West Side Story a d'abord été en 1957 une comédie musicale à grand succès avant de devenir en 1960 un incontournable du cinéma. Comment cette histoire d'un amour contrarié a-t-elle pu à ce point marquer les esprits et la culture occidentale ? Nous allons voir que, derrière sa musique et ses chorégraphies entraînantes, c'est une vision réaliste et somme toute optimiste de l'Amérique qui nous est présentée.
Merci William !
Tony aime Maria, et Maria aime Tony... Nous sommes bien sûr dans une histoire d'amour, mais comme le bonheur est dénué de suspense, cet amour ne peut être qu'impossible. Comment rendre les amants malheureux ? Depuis Homère et Chrétien de Troyes, les écrivains ont toujours utilisé la même astuce : il faut les séparer en les faisant appartenir à deux nations, deux clans ou deux familles différentes. Ici, nous aurons donc d'un côté les Jets, Américains d'origine polonaise, et de l'autre les Sharks (Requins), qui viennent d'arriver de Porto Rico.

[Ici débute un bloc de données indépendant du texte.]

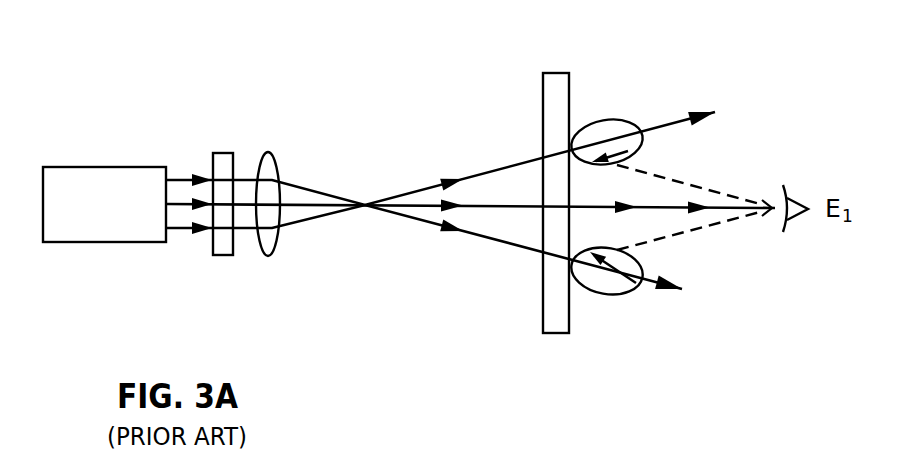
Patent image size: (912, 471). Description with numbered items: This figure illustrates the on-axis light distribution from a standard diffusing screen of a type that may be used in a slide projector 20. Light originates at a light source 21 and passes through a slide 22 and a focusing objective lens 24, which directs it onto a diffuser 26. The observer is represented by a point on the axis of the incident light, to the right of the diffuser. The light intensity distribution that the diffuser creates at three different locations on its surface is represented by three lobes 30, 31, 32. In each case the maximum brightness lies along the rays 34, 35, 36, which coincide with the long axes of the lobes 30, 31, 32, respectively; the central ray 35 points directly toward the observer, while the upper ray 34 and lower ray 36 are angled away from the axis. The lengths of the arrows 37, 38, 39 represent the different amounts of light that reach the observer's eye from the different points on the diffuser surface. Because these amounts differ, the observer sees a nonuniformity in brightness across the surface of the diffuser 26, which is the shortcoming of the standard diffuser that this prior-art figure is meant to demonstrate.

The slide projector 20 is at (152, 82).
The light source 21 is at (90, 167).
The slide 22 is at (230, 255).
The focusing objective lens 24 is at (268, 155).
The diffuser 26 is at (558, 73).
The lobe 30 is at (627, 118).
The lobe 31 is at (670, 183).
The lobe 32 is at (608, 297).
The ray 34 is at (428, 187).
The ray 35 is at (478, 203).
The ray 36 is at (428, 223).
The arrow 37 is at (643, 148).
The arrow 38 is at (670, 232).
The arrow 39 is at (638, 292).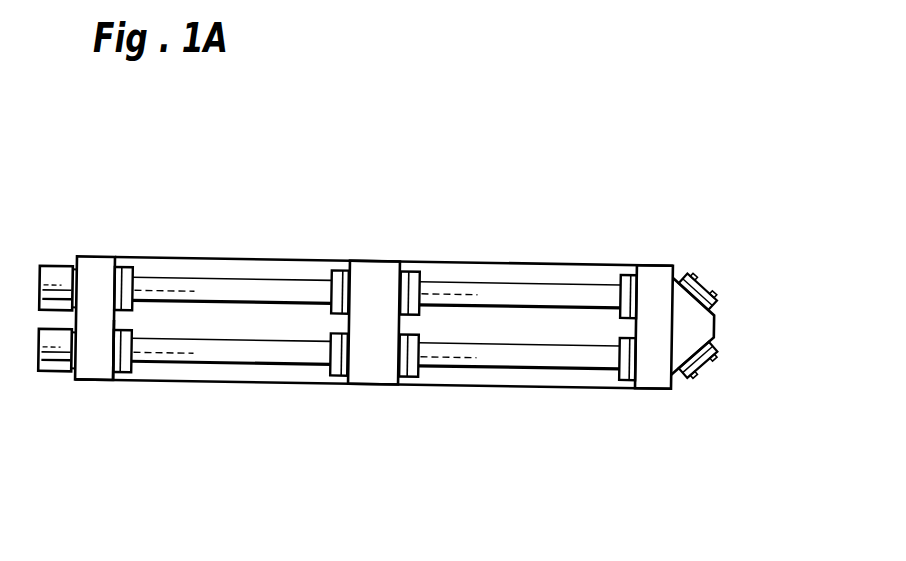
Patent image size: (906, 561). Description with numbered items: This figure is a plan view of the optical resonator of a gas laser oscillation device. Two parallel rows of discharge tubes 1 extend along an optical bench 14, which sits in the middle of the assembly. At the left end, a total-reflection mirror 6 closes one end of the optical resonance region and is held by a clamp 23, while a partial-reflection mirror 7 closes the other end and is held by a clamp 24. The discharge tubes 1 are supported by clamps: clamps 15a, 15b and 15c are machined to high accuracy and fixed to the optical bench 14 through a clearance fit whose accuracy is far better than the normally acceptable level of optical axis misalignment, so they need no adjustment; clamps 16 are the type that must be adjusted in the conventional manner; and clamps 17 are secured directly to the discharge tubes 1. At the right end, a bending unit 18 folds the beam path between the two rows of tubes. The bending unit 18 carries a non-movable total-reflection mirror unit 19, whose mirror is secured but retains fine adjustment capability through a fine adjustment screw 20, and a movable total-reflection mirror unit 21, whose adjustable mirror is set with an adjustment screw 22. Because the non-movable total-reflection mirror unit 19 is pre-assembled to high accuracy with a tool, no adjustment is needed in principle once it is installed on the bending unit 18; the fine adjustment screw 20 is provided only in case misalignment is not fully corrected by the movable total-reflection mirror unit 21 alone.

The discharge tube 1 is at (217, 270).
The total-reflection mirror 6 is at (50, 372).
The partial-reflection mirror 7 is at (50, 267).
The optical bench 14 is at (372, 385).
The clamp 15a is at (115, 262).
The clamp 15b is at (630, 270).
The clamp 15c is at (115, 380).
The clamp 16 is at (342, 270).
The clamp 17 is at (133, 262).
The bending unit 18 is at (718, 323).
The non-movable total-reflection mirror unit 19 is at (720, 270).
The fine adjustment screw 20 is at (697, 273).
The movable total-reflection mirror unit 21 is at (703, 380).
The adjustment screw 22 is at (717, 363).
The clamp 23 is at (70, 380).
The clamp 24 is at (68, 265).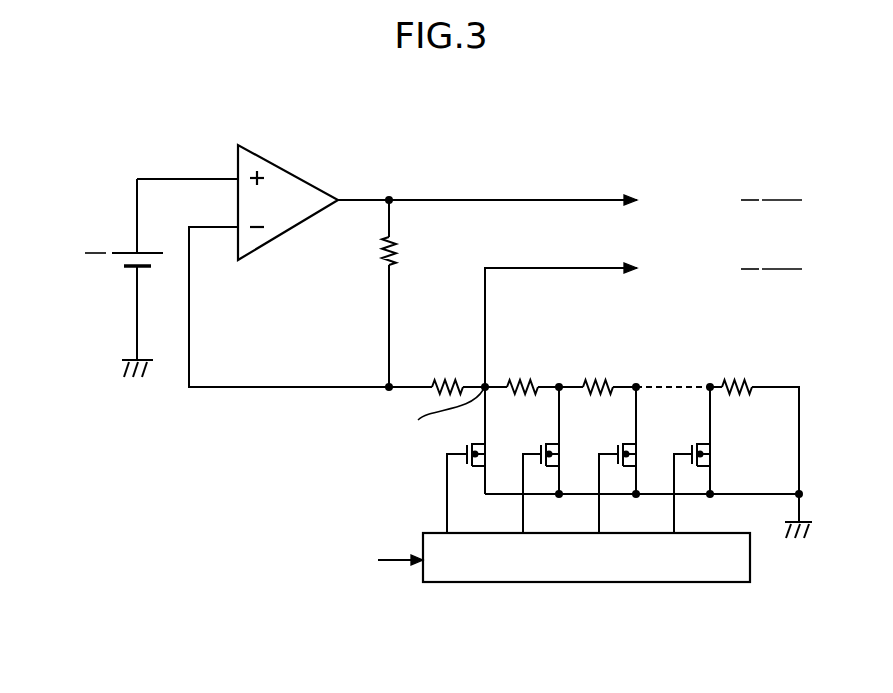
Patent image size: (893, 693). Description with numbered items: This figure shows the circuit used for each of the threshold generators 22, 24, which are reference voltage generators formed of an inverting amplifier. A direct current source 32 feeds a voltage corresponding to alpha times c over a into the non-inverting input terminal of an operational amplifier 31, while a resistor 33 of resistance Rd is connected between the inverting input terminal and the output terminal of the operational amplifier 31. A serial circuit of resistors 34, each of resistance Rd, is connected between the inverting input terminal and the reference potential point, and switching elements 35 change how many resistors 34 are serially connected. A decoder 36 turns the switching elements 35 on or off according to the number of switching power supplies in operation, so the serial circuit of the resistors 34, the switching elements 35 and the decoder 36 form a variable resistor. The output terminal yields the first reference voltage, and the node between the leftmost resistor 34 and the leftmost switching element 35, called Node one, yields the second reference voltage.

The threshold generator 22 is at (397, 142).
The threshold generator 24 is at (438, 142).
The operational amplifier 31 is at (298, 173).
The direct current source 32 is at (133, 247).
The resistor 33 is at (403, 240).
The resistors 34 is at (432, 380).
The switching elements 35 is at (461, 458).
The decoder 36 is at (717, 583).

Si le scénario vous rappelle quelque chose, c'est parce qu'il a été directement inspiré par Roméo et Juliette (1597) de William Shakespeare. Le coup de foudre pendant un bal, la rivalité des clans, la scène du balcon, l'annonce mensongère de la mort de Maria et la tragédie finale, tout était déjà chez le grand William. Le librettiste Arthur Laurens a cependant choisi de supprimer les parents des amoureux, ce qui permet de recentrer l'origine des malheurs des héros sur une « banale » histoire d'appartenance sociale. De même, il décide dans la scène finale de laisser Maria vivre, obligeant le spectateur à partager jusqu'au bout le désespoir de la jeune femme et ses reproches.

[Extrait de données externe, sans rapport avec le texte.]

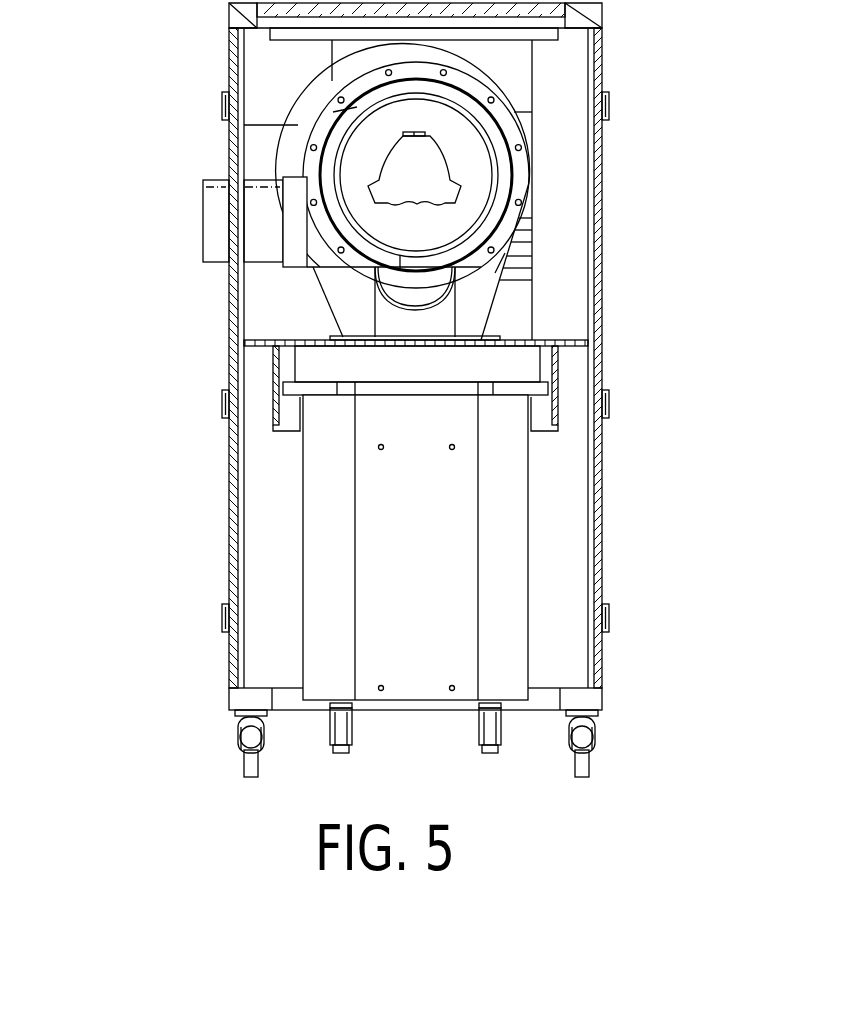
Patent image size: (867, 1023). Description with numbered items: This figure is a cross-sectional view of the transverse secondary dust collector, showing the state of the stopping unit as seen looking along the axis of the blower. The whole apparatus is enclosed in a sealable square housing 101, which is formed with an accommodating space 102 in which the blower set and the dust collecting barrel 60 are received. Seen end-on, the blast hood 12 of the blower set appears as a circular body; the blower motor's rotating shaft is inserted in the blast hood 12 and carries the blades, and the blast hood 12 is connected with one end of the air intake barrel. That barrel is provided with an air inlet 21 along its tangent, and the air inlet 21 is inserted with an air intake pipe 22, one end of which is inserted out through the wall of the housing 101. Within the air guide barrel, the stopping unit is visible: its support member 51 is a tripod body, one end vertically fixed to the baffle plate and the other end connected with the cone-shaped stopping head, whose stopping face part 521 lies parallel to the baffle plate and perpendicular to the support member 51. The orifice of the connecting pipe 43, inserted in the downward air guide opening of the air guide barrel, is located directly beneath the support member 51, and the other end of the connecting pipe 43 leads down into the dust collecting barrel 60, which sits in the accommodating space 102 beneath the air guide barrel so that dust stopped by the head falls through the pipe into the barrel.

The housing 101 is at (601, 56).
The accommodating space 102 is at (263, 63).
The blast hood 12 is at (488, 284).
The air inlet 21 is at (282, 237).
The air intake pipe 22 is at (212, 203).
The connecting pipe 43 is at (325, 293).
The support member 51 is at (453, 193).
The stopping face part 521 is at (470, 148).
The dust collecting barrel 60 is at (545, 454).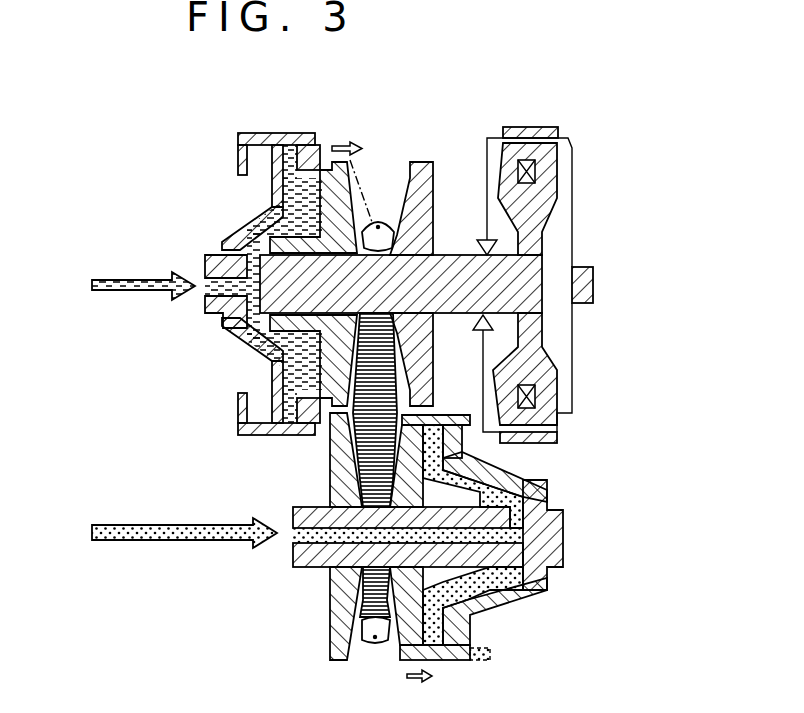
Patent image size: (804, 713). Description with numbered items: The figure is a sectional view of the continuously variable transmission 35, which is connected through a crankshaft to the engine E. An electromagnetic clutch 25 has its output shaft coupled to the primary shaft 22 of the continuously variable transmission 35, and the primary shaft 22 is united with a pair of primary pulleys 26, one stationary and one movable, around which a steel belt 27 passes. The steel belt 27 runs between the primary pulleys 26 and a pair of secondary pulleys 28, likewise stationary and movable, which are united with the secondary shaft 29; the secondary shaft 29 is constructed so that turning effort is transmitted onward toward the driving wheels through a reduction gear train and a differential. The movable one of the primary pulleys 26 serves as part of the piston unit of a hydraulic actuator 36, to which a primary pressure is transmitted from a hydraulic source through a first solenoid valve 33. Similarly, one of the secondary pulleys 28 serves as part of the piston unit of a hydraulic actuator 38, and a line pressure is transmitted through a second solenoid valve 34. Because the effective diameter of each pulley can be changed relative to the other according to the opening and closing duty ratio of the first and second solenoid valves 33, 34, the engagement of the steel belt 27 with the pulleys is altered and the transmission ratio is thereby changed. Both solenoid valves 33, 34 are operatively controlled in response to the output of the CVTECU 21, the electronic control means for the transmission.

The CVTECU 21 is at (533, 118).
The primary shaft 22 is at (450, 257).
The electromagnetic clutch 25 is at (553, 195).
The primary pulleys 26 is at (420, 163).
The steel belt 27 is at (380, 228).
The secondary pulleys 28 is at (333, 642).
The secondary shaft 29 is at (513, 552).
The first solenoid valve 33 is at (114, 265).
The second solenoid valve 34 is at (156, 525).
The continuously variable transmission 35 is at (624, 136).
The hydraulic actuator 36 is at (258, 201).
The hydraulic actuator 38 is at (490, 623).
The engine E is at (593, 285).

Les jeunes amants de Vérone n'ont cessé d'inspirer les créateurs. Hector Berlioz et Charles Gounod (opéra), Piotr Tchaïkovski et Sergueï Prokofiev ont tour à tour puisé dans William Shakespeare pour élargir leur répertoire.
Au cinéma, le couple reprend vie dès 1908 avant d'être de passer devant les caméras notamment de George Cukor et Franco Zeffirelli. En 1996, le film Roméo + Juliette de Baz Luhrmann, avec Leonardo di Caprio, offre une version rock'n roll de la tragédie avant que John Madden, dans Shakespeare in Love, ne revienne aux sources en donnant à Shakespeare lui-même le rôle du jeune amoureux.
Le sujet semble inépuisable puiqu'en 2021 c'est Steven Spielberg lui-même qui se réapproprie l'histoire à travers une relecture du West Side Story de 1961.
New York, New York
Ce que l'écrivain élisabéthain n'aurait jamais pu imaginer, c'est que ses Capulet et ses Montaigu se transforment en petits voyous d'une banlieue du Nouveau Monde. Tout est venu de l'acteur Montgomery Clift, jeune premier sollicité en 1949 pour le rôle de Roméo au théâtre. Embarrassé par le caractère quelque peu décalé des personnages, il s'en ouvre à son compagnon, le chorégraphe à succès Jerome Robbins.
Celui-ci a l'idée de transposer l'intrigue dans le New York contemporain. Il pense d'abord opposer Irlandais et Juifs, deux des minorités bien connues de New York, mais les tensions sociales de l'époque concernaient davantage les Blancs (Irlandais, Italiens et Polonais) installés depuis plusieurs générations et les Portoricains au teint plus sombre et plus ou moins métissés, nouvellement arrivés.
Robbins convainc son ami le musicien Leonard Bernstein de s'associer au projet. Une fois l'intrigue écrite, il a fallu l'agrémenter par quelques notes pour suivre la mode des comédies musicales. C'est là qu'est intervenu un trio de génies avec, outre Leonard Bernstein à la musique, Stephen Sondheim pour les chansons et Arthur Laurens pour les livrets. Voguant sur la mode des comédies musicales, ils créèrent une bande son qui a su traverser les décennies sans prendre une ride.